Monday, January 26, 2009

Tracing the money problems...

I think to some extent, everyone in the country can agree that the current health care system is flawed in one way or another.  There are so many different ways that medical care is paid for that it is difficult to pinpoint the problems.  I think it is a fundamental problem with the way that health care has been thought of for years.  It has turned into a business - one that is dynamic within the free market, driven by profit instead of quality.

Since the primary issue is whether profit is made instead of, "Are people healthy and able to obtain sufficient care if they are unhealthy?" the US health system has become extremely expensive in the past 30 years without becoming comprehensive.

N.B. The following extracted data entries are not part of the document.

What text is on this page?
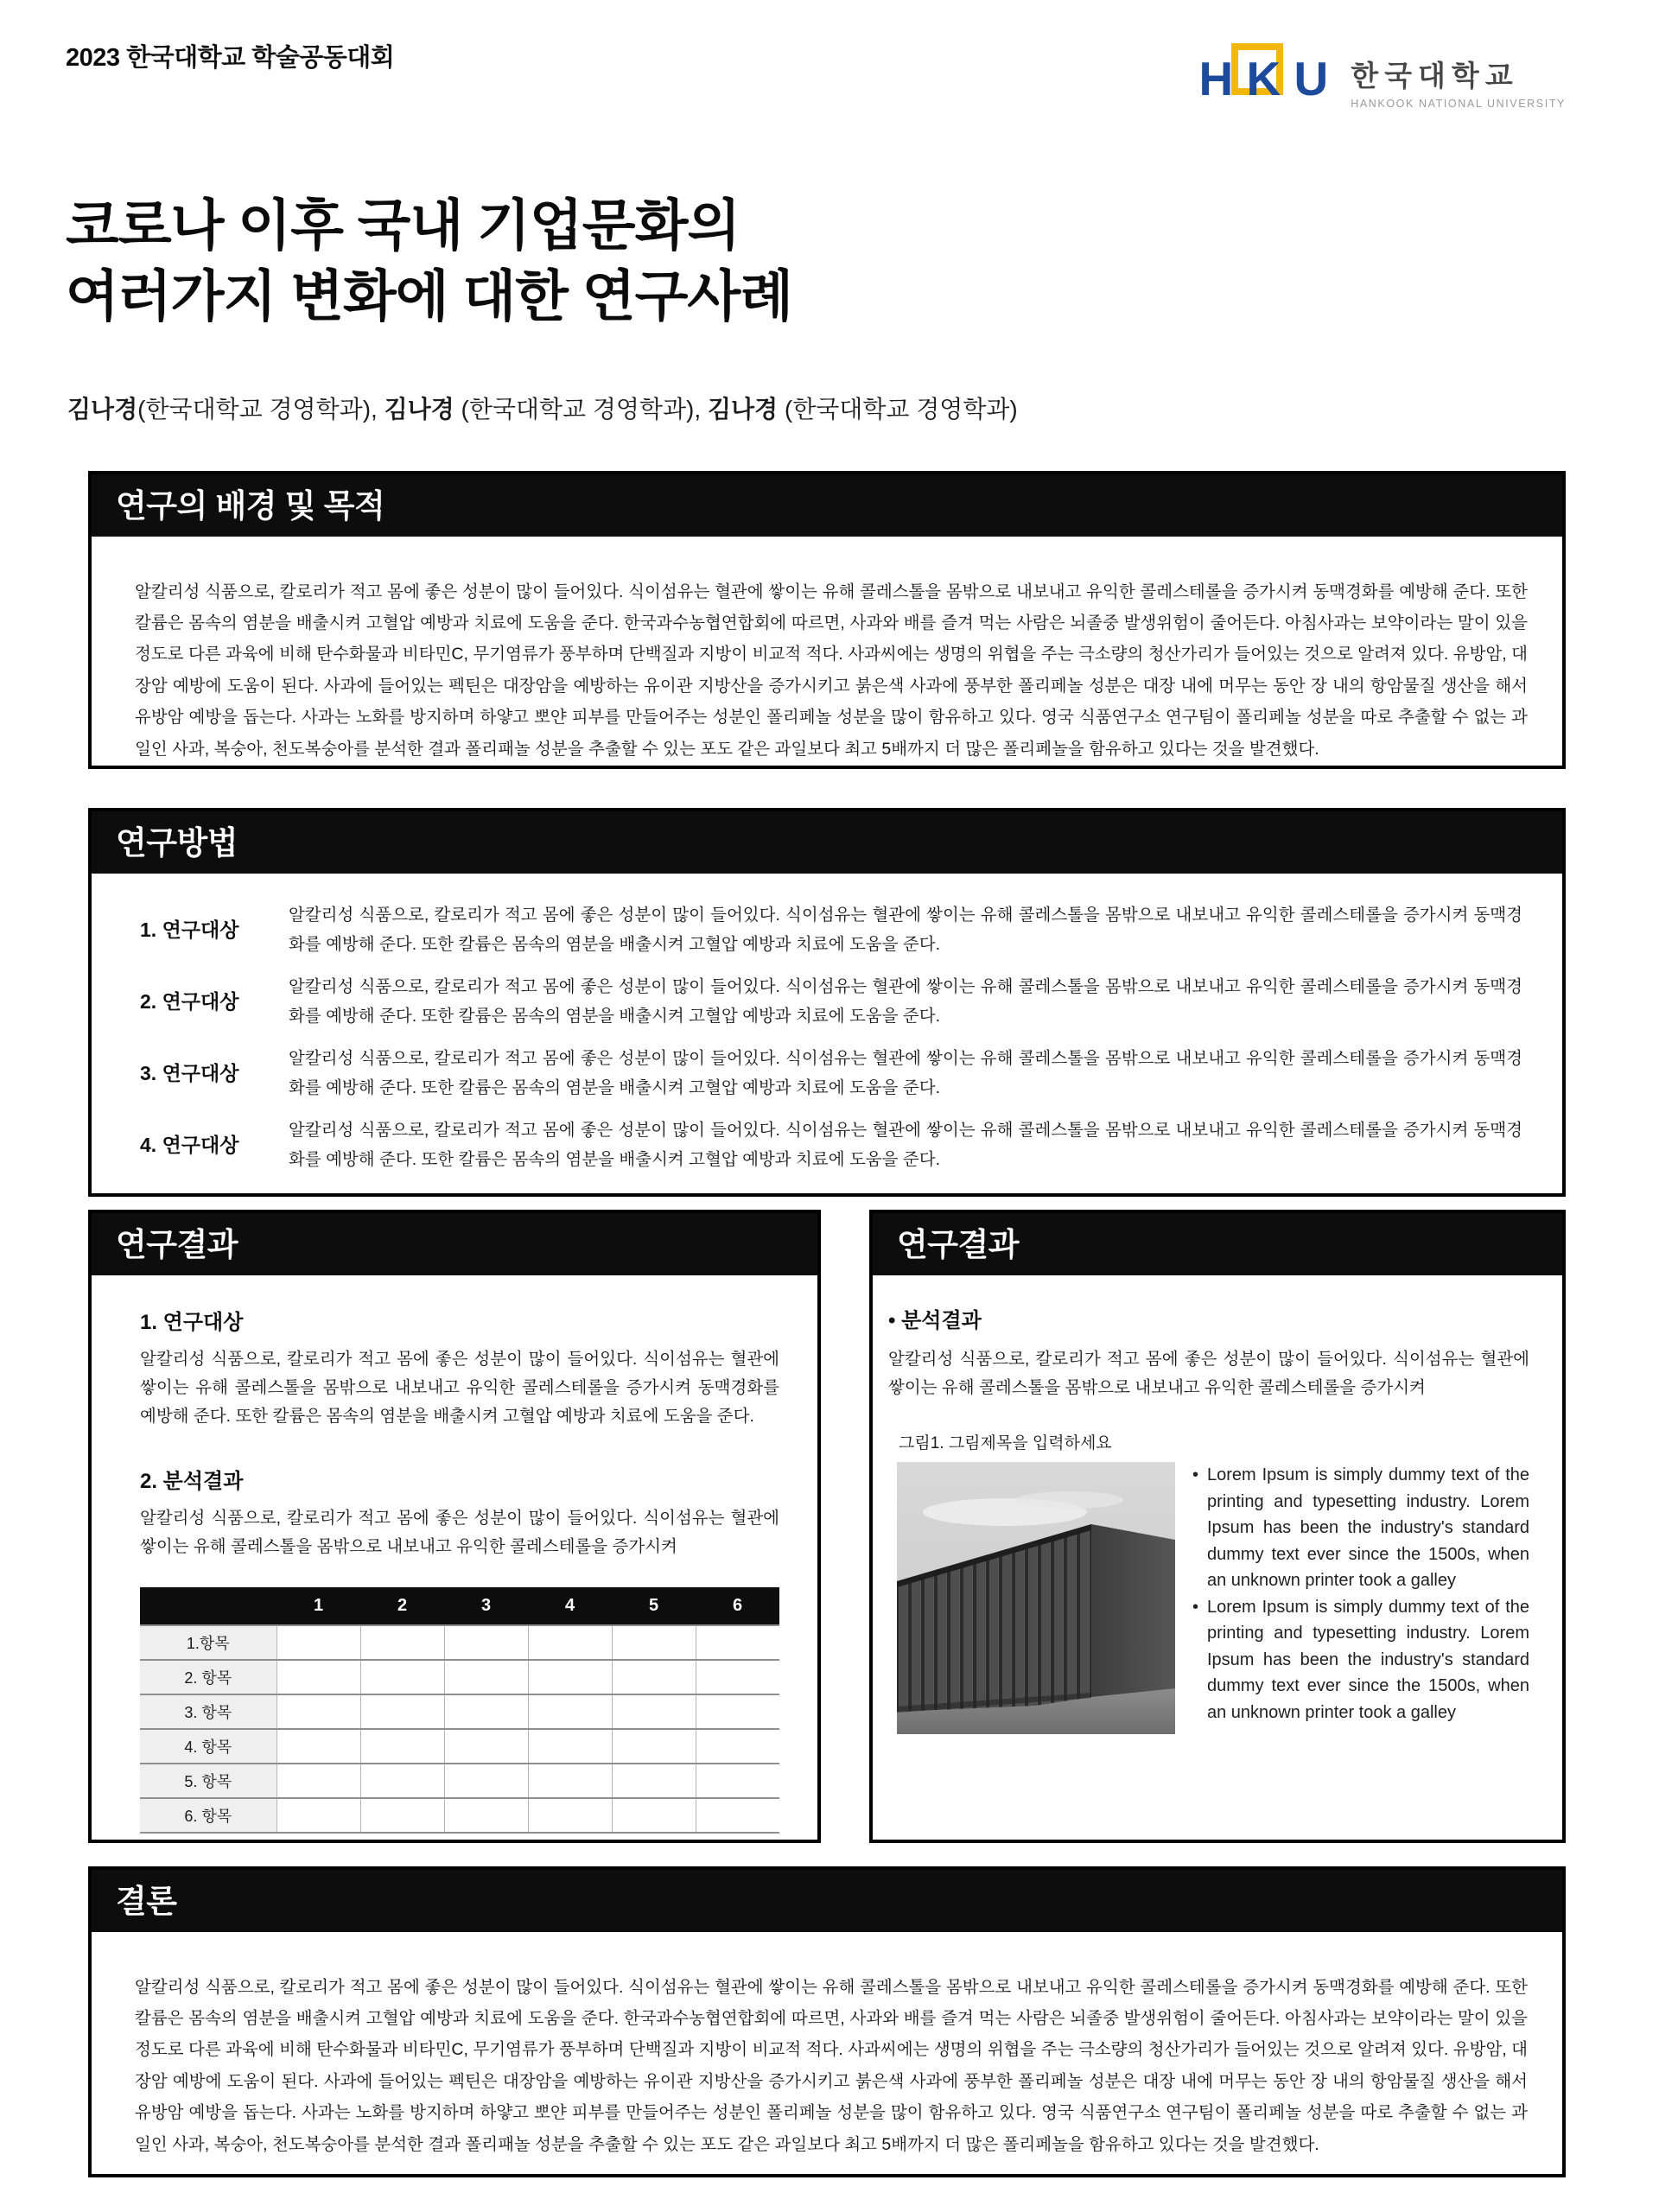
2023 한국대학교 학술공동대회	H K U 한국대학교
HANKOOK NATIONAL UNIVERSITY
코로나 이후 국내 기업문화의
여러가지 변화에 대한 연구사례
김나경(한국대학교 경영학과), 김나경 (한국대학교 경영학과), 김나경 (한국대학교 경영학과)
연구의 배경 및 목적

알칼리성 식품으로, 칼로리가 적고 몸에 좋은 성분이 많이 들어있다. 식이섬유는 혈관에 쌓이는 유해 콜레스톨을 몸밖으로 내보내고 유익한 콜레스테롤을 증가시켜 동맥경화를 예방해 준다. 또한 칼륨은 몸속의 염분을 배출시켜 고혈압 예방과 치료에 도움을 준다. 한국과수농협연합회에 따르면, 사과와 배를 즐겨 먹는 사람은 뇌졸중 발생위험이 줄어든다. 아침사과는 보약이라는 말이 있을 정도로 다른 과육에 비해 탄수화물과 비타민C, 무기염류가 풍부하며 단백질과 지방이 비교적 적다. 사과씨에는 생명의 위협을 주는 극소량의 청산가리가 들어있는 것으로 알려져 있다. 유방암, 대장암 예방에 도움이 된다. 사과에 들어있는 펙틴은 대장암을 예방하는 유이관 지방산을 증가시키고 붉은색 사과에 풍부한 폴리페놀 성분은 대장 내에 머무는 동안 장 내의 항암물질 생산을 해서 유방암 예방을 돕는다. 사과는 노화를 방지하며 하얗고 뽀얀 피부를 만들어주는 성분인 폴리페놀 성분을 많이 함유하고 있다. 영국 식품연구소 연구팀이 폴리페놀 성분을 따로 추출할 수 없는 과일인 사과, 복숭아, 천도복숭아를 분석한 결과 폴리패놀 성분을 추출할 수 있는 포도 같은 과일보다 최고 5배까지 더 많은 폴리페놀을 함유하고 있다는 것을 발견했다.

연구방법
1. 연구대상
알칼리성 식품으로, 칼로리가 적고 몸에 좋은 성분이 많이 들어있다. 식이섬유는 혈관에 쌓이는 유해 콜레스톨을 몸밖으로 내보내고 유익한 콜레스테롤을 증가시켜 동맥경화를 예방해 준다. 또한 칼륨은 몸속의 염분을 배출시켜 고혈압 예방과 치료에 도움을 준다.
2. 연구대상
알칼리성 식품으로, 칼로리가 적고 몸에 좋은 성분이 많이 들어있다. 식이섬유는 혈관에 쌓이는 유해 콜레스톨을 몸밖으로 내보내고 유익한 콜레스테롤을 증가시켜 동맥경화를 예방해 준다. 또한 칼륨은 몸속의 염분을 배출시켜 고혈압 예방과 치료에 도움을 준다.
3. 연구대상
알칼리성 식품으로, 칼로리가 적고 몸에 좋은 성분이 많이 들어있다. 식이섬유는 혈관에 쌓이는 유해 콜레스톨을 몸밖으로 내보내고 유익한 콜레스테롤을 증가시켜 동맥경화를 예방해 준다. 또한 칼륨은 몸속의 염분을 배출시켜 고혈압 예방과 치료에 도움을 준다.
4. 연구대상
알칼리성 식품으로, 칼로리가 적고 몸에 좋은 성분이 많이 들어있다. 식이섬유는 혈관에 쌓이는 유해 콜레스톨을 몸밖으로 내보내고 유익한 콜레스테롤을 증가시켜 동맥경화를 예방해 준다. 또한 칼륨은 몸속의 염분을 배출시켜 고혈압 예방과 치료에 도움을 준다.
연구결과
1. 연구대상

알칼리성 식품으로, 칼로리가 적고 몸에 좋은 성분이 많이 들어있다. 식이섬유는 혈관에 쌓이는 유해 콜레스톨을 몸밖으로 내보내고 유익한 콜레스테롤을 증가시켜 동맥경화를 예방해 준다. 또한 칼륨은 몸속의 염분을 배출시켜 고혈압 예방과 치료에 도움을 준다.

2. 분석결과

알칼리성 식품으로, 칼로리가 적고 몸에 좋은 성분이 많이 들어있다. 식이섬유는 혈관에 쌓이는 유해 콜레스톨을 몸밖으로 내보내고 유익한 콜레스테롤을 증가시켜

	1	2	3	4	5	6
1.항목						
2. 항목						
3. 항목						
4. 항목						
5. 항목						
6. 항목						
연구결과
• 분석결과

알칼리성 식품으로, 칼로리가 적고 몸에 좋은 성분이 많이 들어있다. 식이섬유는 혈관에 쌓이는 유해 콜레스톨을 몸밖으로 내보내고 유익한 콜레스테롤을 증가시켜

그림1. 그림제목을 입력하세요
• Lorem Ipsum is simply dummy text of the printing and typesetting industry. Lorem Ipsum has been the industry's standard dummy text ever since the 1500s, when an unknown printer took a galley
• Lorem Ipsum is simply dummy text of the printing and typesetting industry. Lorem Ipsum has been the industry's standard dummy text ever since the 1500s, when an unknown printer took a galley
결론

알칼리성 식품으로, 칼로리가 적고 몸에 좋은 성분이 많이 들어있다. 식이섬유는 혈관에 쌓이는 유해 콜레스톨을 몸밖으로 내보내고 유익한 콜레스테롤을 증가시켜 동맥경화를 예방해 준다. 또한 칼륨은 몸속의 염분을 배출시켜 고혈압 예방과 치료에 도움을 준다. 한국과수농협연합회에 따르면, 사과와 배를 즐겨 먹는 사람은 뇌졸중 발생위험이 줄어든다. 아침사과는 보약이라는 말이 있을 정도로 다른 과육에 비해 탄수화물과 비타민C, 무기염류가 풍부하며 단백질과 지방이 비교적 적다. 사과씨에는 생명의 위협을 주는 극소량의 청산가리가 들어있는 것으로 알려져 있다. 유방암, 대장암 예방에 도움이 된다. 사과에 들어있는 펙틴은 대장암을 예방하는 유이관 지방산을 증가시키고 붉은색 사과에 풍부한 폴리페놀 성분은 대장 내에 머무는 동안 장 내의 항암물질 생산을 해서 유방암 예방을 돕는다. 사과는 노화를 방지하며 하얗고 뽀얀 피부를 만들어주는 성분인 폴리페놀 성분을 많이 함유하고 있다. 영국 식품연구소 연구팀이 폴리페놀 성분을 따로 추출할 수 없는 과일인 사과, 복숭아, 천도복숭아를 분석한 결과 폴리패놀 성분을 추출할 수 있는 포도 같은 과일보다 최고 5배까지 더 많은 폴리페놀을 함유하고 있다는 것을 발견했다.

Let's start with your average American: probably working a 9-5, reasonably healthy, might have kids, probably has a spouse, and definitely doesn't want to go bankrupt in the event he or she has a medical emergency, or possibly becomes suddenly UN-healthy.  Because of the fear of not having enough money to pay for medical care (that falls under the right to life), as stated in our Constitution, our average American opts into the health insurance plan offered to him by his employer.

This employer, in the interest of appearing attractive to potential employees, has found a health insurance plan, and pays into it, in order to offer it to its employees.  Oh, and it receives a federal tax credit while doing so.  Probably though, the insurance plan isn't absolutely comprehensive, because no insurance plan is.

Now, this insurance company makes its profit by contracting with medical providers, offering them a certain rate of reimbursement for the procedures and tests they perform.  Said insurance company might simply pay a flat rate to a hospital for a certain disease's treatment course, and so the hospital now has incentive to not run any extra tests that might be preventive in nature, as well as the incentive to hurry our average American out the door as soon as possible.  The insurance company also provides a list of acceptable medications, among which are older generic versions of comparable drugs, so that our average American has to choose between paying $10 for older generic prescription and paying nearly $100 for the latest, Dr. recommended prescription.  Average American doesn't really understand the benefit of the latest drug, and so decides on the cheaper one.  Only to find out later that had he or she taken the latest, they might have been able to prevent a serious medical problem a few years later.  Good thing they saved $90.

Physicians, driven also by making more money, increasing their clout in their communities, and paying off all their student loans from their very expensive education, contract with certain insurance companies - usually the ones who pay them the most per procedure.  Getting paid, after all, is what delivering medical care has come to in these times.  As a result, the physicians are scheduling patients far too close together to give them sufficient attention, and so our average Americans probably don't understand what is going on with their health.  But, there are so many forces at work with every aspect of the medical field, that there is no other solution within the current framework.

Obviously, this is just one point of view, but personally, I feel that there is too much business in health care right now for much of this to conceivably change.  The scenarios above don't even get into the other systems (Medicare, Medicaid, VA, IHS, SCHIP, etc) in the US and why they cost so much money, but suffice it to say that the basic reason we spend so much money on health care is because someone, somewhere is profiting from the necessity of medicine.

All I want to know is, why can't we all band together and change this, once and for all?